奥田悠史氏9月下旬の初回講座からここまで、あっという間に過ぎていきましたね。それだけ濃密な学びが詰まっていたと思いますし、この間の皆さんの成長を本当に頼もしく感じています。

僕らが求める社会とは何なのか、それはどんな風景なのか――まず理想を描かなければ、そこに至る未来への物語は紡げません。理想をどこに置くかで、課題の見え方は大きく変わってくることを、このTLAのカリキュラムで大いに感じてもらえたのではないかなと思っています。

今日まで続けてきた議論の中で、皆さんはたくさんの「モヤモヤ」を見つけ、そこから新たな問いを立ててきました。問いとは可能性そのもので、それを今日で手放してしまうのは、あまりにももったいない。ぜひそのまま持ち続け、温め続けてください。その可能性が開くときまで、これからも皆さんと共に歩んでいけたらいいなと願っています」

私たちの足元には、手つかずの課題がたくさん転がっている。語弊を恐れずに言えば、それらの一部を解決することは簡単だ。似たような取り組みの前例がある、解決しやすそうなものを選べばよい。

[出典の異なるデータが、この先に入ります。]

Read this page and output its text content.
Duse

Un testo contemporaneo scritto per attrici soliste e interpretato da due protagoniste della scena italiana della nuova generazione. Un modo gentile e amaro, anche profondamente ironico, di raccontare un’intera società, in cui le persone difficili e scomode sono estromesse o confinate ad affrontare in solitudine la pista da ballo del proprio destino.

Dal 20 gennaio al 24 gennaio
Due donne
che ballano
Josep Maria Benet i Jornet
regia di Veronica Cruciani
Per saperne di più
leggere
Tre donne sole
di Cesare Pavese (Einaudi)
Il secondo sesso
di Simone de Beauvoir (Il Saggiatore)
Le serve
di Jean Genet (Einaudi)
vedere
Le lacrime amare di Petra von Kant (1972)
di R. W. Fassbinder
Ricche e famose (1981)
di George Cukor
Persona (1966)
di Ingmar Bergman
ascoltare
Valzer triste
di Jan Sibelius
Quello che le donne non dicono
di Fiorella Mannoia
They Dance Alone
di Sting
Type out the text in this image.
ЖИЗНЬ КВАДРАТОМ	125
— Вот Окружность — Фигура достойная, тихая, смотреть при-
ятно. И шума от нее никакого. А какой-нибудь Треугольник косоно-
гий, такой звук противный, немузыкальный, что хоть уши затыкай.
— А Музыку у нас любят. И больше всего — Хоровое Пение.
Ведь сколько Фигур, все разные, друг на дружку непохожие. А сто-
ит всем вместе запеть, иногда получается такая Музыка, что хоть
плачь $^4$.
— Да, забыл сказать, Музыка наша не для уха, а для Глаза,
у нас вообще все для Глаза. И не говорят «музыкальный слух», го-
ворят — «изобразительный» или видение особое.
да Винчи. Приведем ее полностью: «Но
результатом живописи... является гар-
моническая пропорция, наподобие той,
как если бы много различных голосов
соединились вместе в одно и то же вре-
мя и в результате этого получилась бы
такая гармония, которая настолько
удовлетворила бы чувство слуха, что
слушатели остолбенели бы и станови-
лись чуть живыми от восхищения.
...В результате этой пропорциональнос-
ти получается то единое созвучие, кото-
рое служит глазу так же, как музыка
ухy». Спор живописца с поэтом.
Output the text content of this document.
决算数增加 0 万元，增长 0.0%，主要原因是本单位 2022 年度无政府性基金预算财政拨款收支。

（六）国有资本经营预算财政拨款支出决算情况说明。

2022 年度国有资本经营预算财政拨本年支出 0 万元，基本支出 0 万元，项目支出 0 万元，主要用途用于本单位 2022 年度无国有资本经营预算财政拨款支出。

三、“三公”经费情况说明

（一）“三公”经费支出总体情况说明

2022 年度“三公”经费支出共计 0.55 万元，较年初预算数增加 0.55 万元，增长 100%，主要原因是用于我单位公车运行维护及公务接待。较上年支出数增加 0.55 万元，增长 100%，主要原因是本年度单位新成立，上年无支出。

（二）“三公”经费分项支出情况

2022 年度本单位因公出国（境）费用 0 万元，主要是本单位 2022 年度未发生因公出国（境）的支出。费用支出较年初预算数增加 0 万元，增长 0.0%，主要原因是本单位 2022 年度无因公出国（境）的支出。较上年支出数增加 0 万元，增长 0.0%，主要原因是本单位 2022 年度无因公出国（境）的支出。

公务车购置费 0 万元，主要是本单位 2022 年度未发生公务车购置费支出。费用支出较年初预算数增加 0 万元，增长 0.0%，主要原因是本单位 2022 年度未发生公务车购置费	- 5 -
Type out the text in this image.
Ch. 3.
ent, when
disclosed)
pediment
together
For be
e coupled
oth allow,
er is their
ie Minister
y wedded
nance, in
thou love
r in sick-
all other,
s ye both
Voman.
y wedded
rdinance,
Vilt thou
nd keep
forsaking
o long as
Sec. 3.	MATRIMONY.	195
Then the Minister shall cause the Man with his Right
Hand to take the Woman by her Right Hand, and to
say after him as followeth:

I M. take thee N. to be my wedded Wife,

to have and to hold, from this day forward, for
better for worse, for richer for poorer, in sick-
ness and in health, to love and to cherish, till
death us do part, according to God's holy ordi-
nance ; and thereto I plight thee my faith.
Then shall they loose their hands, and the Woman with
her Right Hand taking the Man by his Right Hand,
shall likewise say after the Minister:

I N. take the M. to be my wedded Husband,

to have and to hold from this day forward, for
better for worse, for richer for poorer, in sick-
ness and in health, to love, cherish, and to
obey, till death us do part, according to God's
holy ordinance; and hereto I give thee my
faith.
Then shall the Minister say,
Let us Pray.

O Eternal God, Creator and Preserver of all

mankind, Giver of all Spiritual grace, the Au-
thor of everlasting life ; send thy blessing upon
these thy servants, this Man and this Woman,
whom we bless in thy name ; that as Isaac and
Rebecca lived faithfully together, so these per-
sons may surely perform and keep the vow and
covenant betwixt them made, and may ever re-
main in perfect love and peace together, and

しかし、そうやってやみくもに課題を解決していっても、望ましい未来にはたどり着けない。なにせ簡単にできるアプローチは大抵が対処療法的で、より根本の問題が解消されない限り、似たような課題が再び現実に表出してくるからだ。

「まずは自分たちにとっての“理想”を描こう」

「その理想と現実の間にある“課題”を見出そう」

「“楽しさ”の伴う課題解消のアプローチを見つけよう」

TLAで再三語られた「問いを問い直す」アプローチは、目先の痛みを取り除くだけでは解決しきれない複雑な地域の課題と、本腰を入れて向き合うために不可欠な原則だと言えるだろう。

4か月間の実践を通してこれらの学びをインストールした受講生たちの発表からは、理想に真っ直ぐ向き合う気高さと、楽しみながら継続的に課題と対峙していこうとする強い意志が感じられた。彼らが広大な伊那のフィールド、そして信州大のリソースを存分に生かして、これからどんな実践を繰り広げていくのか、引き続き追っていきたいと思う。